6. Aux termes du premier alinéa de l'article L. 911-1 du code de justice administrative : " Lorsque sa décision implique nécessairement qu'une personne morale de droit public ou un organisme de droit privé chargé de la gestion d'un service public prenne une mesure d'exécution dans un sens déterminé, la juridiction, saisie de conclusions en ce sens, prescrit, par la même décision, cette mesure assortie, le cas échéant, d'un délai d'exécution. ".

7. Eu égard au motif d'annulation exposé ci-dessus, la présente décision implique qu'il soit enjoint au directeur de l'Office français de l'immigration et de l'intégration de lui accorder les conditions matérielles d'accueil dans un délai n'excédant pas quinze jours à compter de la notification de la présente décision pour la période comprise entre sa demande d'asile, le 9 décembre 2020 et, le cas échéant, la décision définitive prise sur sa demande d'asile, sans qu'il y ait lieu d'assortir cette injonction d'une astreinte.

Sur les frais liés au litige :

8. Mme A été admise au bénéfice de l'aide juridictionnelle totale par une décision du 17 mars 2021. Par suite, son avocate peut se prévaloir des dispositions des articles 37 alinéa 2 de la loi du 10 juillet 1991 et L. 761-1 du code de justice administrative. Il y a lieu, dans les circonstances de l'espèce, et sous réserve que Me Bautes, avocate de la requérante, renonce à percevoir la somme correspondant à la part contributive de l'État, de mettre à la charge de l'Office français de l'immigration et de l'intégration, qui est dans la présente instance la partie perdante, une somme de 800 euros au profit de Me Bautes au titre des frais exposés et non compris dans les dépens.

D E C I D E :

Article 1er : La décision du 20 janvier 2021 ainsi que la décision implicite rejetant son recours gracieux par lesquelles le directeur de l'Office français de l'immigration et de l'intégration a refusé le bénéfice des conditions matérielles d'accueil à Mme A sont annulées.

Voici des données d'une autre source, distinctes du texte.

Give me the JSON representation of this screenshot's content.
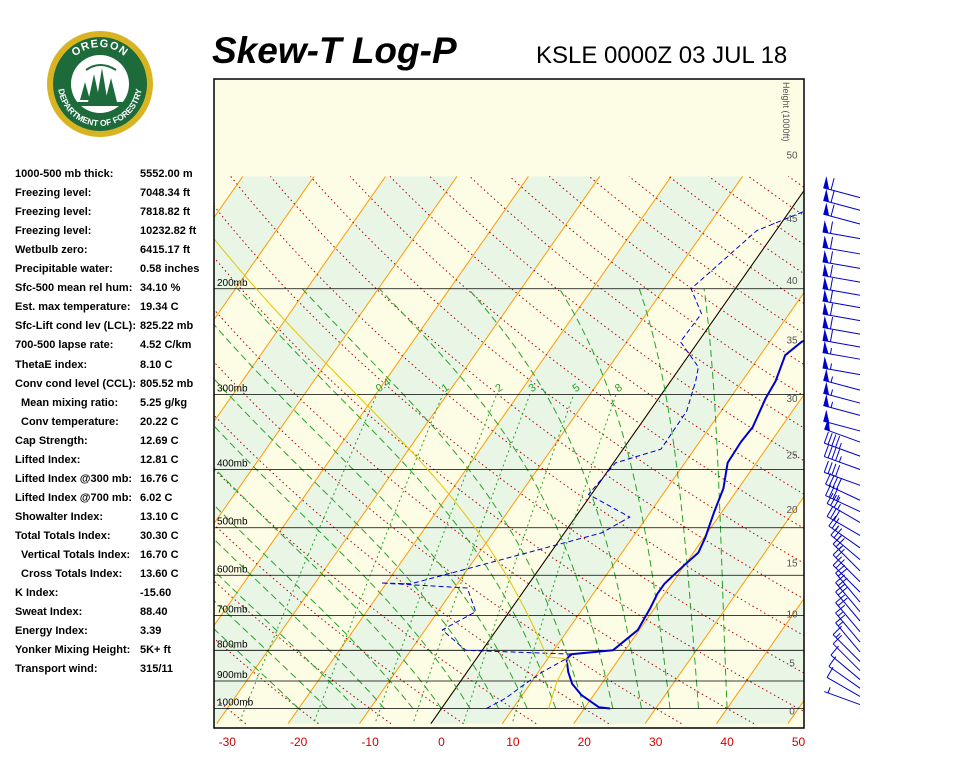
{
  "header": {
    "title": "Skew-T Log-P",
    "station": "KSLE 0000Z 03 JUL 18"
  },
  "logo": {
    "top_text": "OREGON",
    "bottom_text": "DEPARTMENT OF FORESTRY",
    "colors": {
      "ring": "#1d6b3a",
      "outer": "#d8b422",
      "inner": "#ffffff",
      "trees": "#1d6b3a"
    }
  },
  "indices": [
    {
      "label": "1000-500 mb thick:",
      "value": "5552.00 m",
      "indent": false
    },
    {
      "label": "Freezing level:",
      "value": "7048.34 ft",
      "indent": false
    },
    {
      "label": "Freezing level:",
      "value": "7818.82 ft",
      "indent": false
    },
    {
      "label": "Freezing level:",
      "value": "10232.82 ft",
      "indent": false
    },
    {
      "label": "Wetbulb zero:",
      "value": "6415.17 ft",
      "indent": false
    },
    {
      "label": "Precipitable water:",
      "value": "0.58 inches",
      "indent": false
    },
    {
      "label": "Sfc-500 mean rel hum:",
      "value": "34.10 %",
      "indent": false
    },
    {
      "label": "Est. max temperature:",
      "value": "19.34 C",
      "indent": false
    },
    {
      "label": "Sfc-Lift cond lev (LCL):",
      "value": "825.22 mb",
      "indent": false
    },
    {
      "label": "700-500 lapse rate:",
      "value": "4.52 C/km",
      "indent": false
    },
    {
      "label": "ThetaE index:",
      "value": "8.10 C",
      "indent": false
    },
    {
      "label": "Conv cond level (CCL):",
      "value": "805.52 mb",
      "indent": false
    },
    {
      "label": "Mean mixing ratio:",
      "value": "5.25 g/kg",
      "indent": true
    },
    {
      "label": "Conv temperature:",
      "value": "20.22 C",
      "indent": true
    },
    {
      "label": "Cap Strength:",
      "value": "12.69 C",
      "indent": false
    },
    {
      "label": "Lifted Index:",
      "value": "12.81 C",
      "indent": false
    },
    {
      "label": "Lifted Index @300 mb:",
      "value": "16.76 C",
      "indent": false
    },
    {
      "label": "Lifted Index @700 mb:",
      "value": "6.02 C",
      "indent": false
    },
    {
      "label": "Showalter Index:",
      "value": "13.10 C",
      "indent": false
    },
    {
      "label": "Total Totals Index:",
      "value": "30.30 C",
      "indent": false
    },
    {
      "label": "Vertical Totals Index:",
      "value": "16.70 C",
      "indent": true
    },
    {
      "label": "Cross Totals Index:",
      "value": "13.60 C",
      "indent": true
    },
    {
      "label": "K Index:",
      "value": "-15.60",
      "indent": false
    },
    {
      "label": "Sweat Index:",
      "value": "88.40",
      "indent": false
    },
    {
      "label": "Energy Index:",
      "value": "3.39",
      "indent": false
    },
    {
      "label": "Yonker Mixing Height:",
      "value": "5K+ ft",
      "indent": false
    },
    {
      "label": "Transport wind:",
      "value": "315/11",
      "indent": false
    }
  ],
  "chart_data": {
    "type": "line",
    "title": "Skew-T Log-P",
    "subtitle": "KSLE 0000Z 03 JUL 18",
    "xlabel": "",
    "ylabel": "",
    "x_ticks": [
      -30,
      -20,
      -10,
      0,
      10,
      20,
      30,
      40,
      50
    ],
    "xlim": [
      -33,
      50
    ],
    "pressure_levels": [
      200,
      300,
      400,
      500,
      600,
      700,
      800,
      900,
      1000
    ],
    "pressure_labels": [
      "200mb",
      "300mb",
      "400mb",
      "500mb",
      "600mb",
      "700mb",
      "800mb",
      "900mb",
      "1000mb"
    ],
    "plim": [
      1050,
      150
    ],
    "height_axis": {
      "label": "Height (1000ft)",
      "ticks": [
        {
          "text": "0",
          "p": 1011
        },
        {
          "text": "5",
          "p": 842
        },
        {
          "text": "10",
          "p": 697
        },
        {
          "text": "15",
          "p": 573
        },
        {
          "text": "20",
          "p": 467
        },
        {
          "text": "25",
          "p": 379
        },
        {
          "text": "30",
          "p": 305
        },
        {
          "text": "35",
          "p": 244
        },
        {
          "text": "40",
          "p": 194
        },
        {
          "text": "45",
          "p": 153
        },
        {
          "text": "50",
          "p": 120
        }
      ]
    },
    "mixing_ratio_labels": [
      "0.4",
      "1",
      "2",
      "3",
      "5",
      "8"
    ],
    "series": [
      {
        "name": "",
        "kind": "temperature",
        "color": "#0000cc",
        "points": [
          [
            23.6,
            1000
          ],
          [
            21.9,
            995
          ],
          [
            18.3,
            950
          ],
          [
            15.9,
            910
          ],
          [
            14.2,
            870
          ],
          [
            12.7,
            828
          ],
          [
            12.8,
            812
          ],
          [
            18.3,
            800
          ],
          [
            19.8,
            740
          ],
          [
            19.4,
            680
          ],
          [
            19.0,
            645
          ],
          [
            19.0,
            620
          ],
          [
            20.0,
            575
          ],
          [
            20.7,
            550
          ],
          [
            20.2,
            520
          ],
          [
            18.9,
            470
          ],
          [
            17.9,
            430
          ],
          [
            16.0,
            390
          ],
          [
            15.8,
            360
          ],
          [
            16.0,
            340
          ],
          [
            15.0,
            305
          ],
          [
            14.7,
            285
          ],
          [
            13.5,
            258
          ],
          [
            14.5,
            245
          ],
          [
            19.2,
            232
          ],
          [
            21.5,
            220
          ],
          [
            24.0,
            205
          ],
          [
            27.0,
            190
          ],
          [
            30.0,
            170
          ],
          [
            31.5,
            160
          ],
          [
            34.0,
            150
          ],
          [
            36.0,
            141
          ]
        ]
      },
      {
        "name": "",
        "kind": "dewpoint",
        "color": "#0000cc",
        "points": [
          [
            6.3,
            1000
          ],
          [
            8.0,
            960
          ],
          [
            9.0,
            920
          ],
          [
            10.5,
            870
          ],
          [
            12.5,
            828
          ],
          [
            13.1,
            812
          ],
          [
            -2.3,
            800
          ],
          [
            -7.6,
            740
          ],
          [
            -4.7,
            690
          ],
          [
            -8.2,
            630
          ],
          [
            -20.8,
            618
          ],
          [
            -16.5,
            620
          ],
          [
            5.2,
            510
          ],
          [
            7.6,
            480
          ],
          [
            -0.4,
            440
          ],
          [
            0.3,
            390
          ],
          [
            5.3,
            370
          ],
          [
            5.2,
            320
          ],
          [
            3.5,
            285
          ],
          [
            2.5,
            270
          ],
          [
            -2.5,
            245
          ],
          [
            -2.3,
            220
          ],
          [
            -6.2,
            200
          ],
          [
            -2.7,
            160
          ],
          [
            5.0,
            142
          ]
        ]
      }
    ],
    "wind_barbs": {
      "color": "#0000cc",
      "barbs": [
        {
          "p": 985,
          "dir": 290,
          "kt": 5
        },
        {
          "p": 955,
          "dir": 300,
          "kt": 8
        },
        {
          "p": 925,
          "dir": 305,
          "kt": 10
        },
        {
          "p": 895,
          "dir": 310,
          "kt": 10
        },
        {
          "p": 865,
          "dir": 315,
          "kt": 12
        },
        {
          "p": 835,
          "dir": 315,
          "kt": 14
        },
        {
          "p": 805,
          "dir": 320,
          "kt": 15
        },
        {
          "p": 775,
          "dir": 320,
          "kt": 15
        },
        {
          "p": 745,
          "dir": 320,
          "kt": 18
        },
        {
          "p": 715,
          "dir": 320,
          "kt": 20
        },
        {
          "p": 690,
          "dir": 320,
          "kt": 20
        },
        {
          "p": 665,
          "dir": 320,
          "kt": 20
        },
        {
          "p": 640,
          "dir": 315,
          "kt": 20
        },
        {
          "p": 615,
          "dir": 315,
          "kt": 20
        },
        {
          "p": 590,
          "dir": 315,
          "kt": 25
        },
        {
          "p": 565,
          "dir": 310,
          "kt": 25
        },
        {
          "p": 540,
          "dir": 305,
          "kt": 25
        },
        {
          "p": 515,
          "dir": 300,
          "kt": 30
        },
        {
          "p": 490,
          "dir": 300,
          "kt": 35
        },
        {
          "p": 470,
          "dir": 295,
          "kt": 35
        },
        {
          "p": 450,
          "dir": 295,
          "kt": 40
        },
        {
          "p": 425,
          "dir": 290,
          "kt": 40
        },
        {
          "p": 400,
          "dir": 290,
          "kt": 45
        },
        {
          "p": 380,
          "dir": 290,
          "kt": 45
        },
        {
          "p": 360,
          "dir": 290,
          "kt": 50
        },
        {
          "p": 345,
          "dir": 285,
          "kt": 50
        },
        {
          "p": 325,
          "dir": 285,
          "kt": 55
        },
        {
          "p": 310,
          "dir": 285,
          "kt": 55
        },
        {
          "p": 295,
          "dir": 285,
          "kt": 55
        },
        {
          "p": 278,
          "dir": 280,
          "kt": 55
        },
        {
          "p": 262,
          "dir": 280,
          "kt": 55
        },
        {
          "p": 250,
          "dir": 280,
          "kt": 60
        },
        {
          "p": 238,
          "dir": 280,
          "kt": 60
        },
        {
          "p": 226,
          "dir": 280,
          "kt": 60
        },
        {
          "p": 215,
          "dir": 280,
          "kt": 60
        },
        {
          "p": 205,
          "dir": 280,
          "kt": 60
        },
        {
          "p": 195,
          "dir": 280,
          "kt": 60
        },
        {
          "p": 185,
          "dir": 280,
          "kt": 60
        },
        {
          "p": 175,
          "dir": 280,
          "kt": 60
        },
        {
          "p": 165,
          "dir": 280,
          "kt": 60
        },
        {
          "p": 156,
          "dir": 285,
          "kt": 60
        },
        {
          "p": 148,
          "dir": 285,
          "kt": 60
        },
        {
          "p": 141,
          "dir": 285,
          "kt": 60
        }
      ]
    },
    "grid": true,
    "legend": "none",
    "colors": {
      "background": "#fdfde6",
      "band": "#e9f6e6",
      "isotherm": "#ff9a00",
      "dry_adiabat": "#b30000",
      "moist_adiabat": "#2aa02a",
      "mixing_ratio": "#2aa02a",
      "isobar": "#000000",
      "axis_text": "#cc0000",
      "height_text": "#555555"
    }
  }
}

Article 2 : Il est enjoint au directeur général de l'Office français de l'immigration et de l'intégration de d'octroyer à Mme A le bénéfice des conditions matérielles d'accueil et notamment de l'allocation pour demandeur d'asile à compter du 9 décembre 2020 dans les conditions mentionnées au point 7 du présent jugement.

Article 3 : L'Office français de l'immigration et de l'intégration versera à Me Bautes la somme de 800 euros en application des dispositions du deuxième alinéa de l'article 37 de la loi du 10 juillet 1991, sous réserve que Me Bautes renonce à percevoir la somme correspondant à la part contributive de l'Etat.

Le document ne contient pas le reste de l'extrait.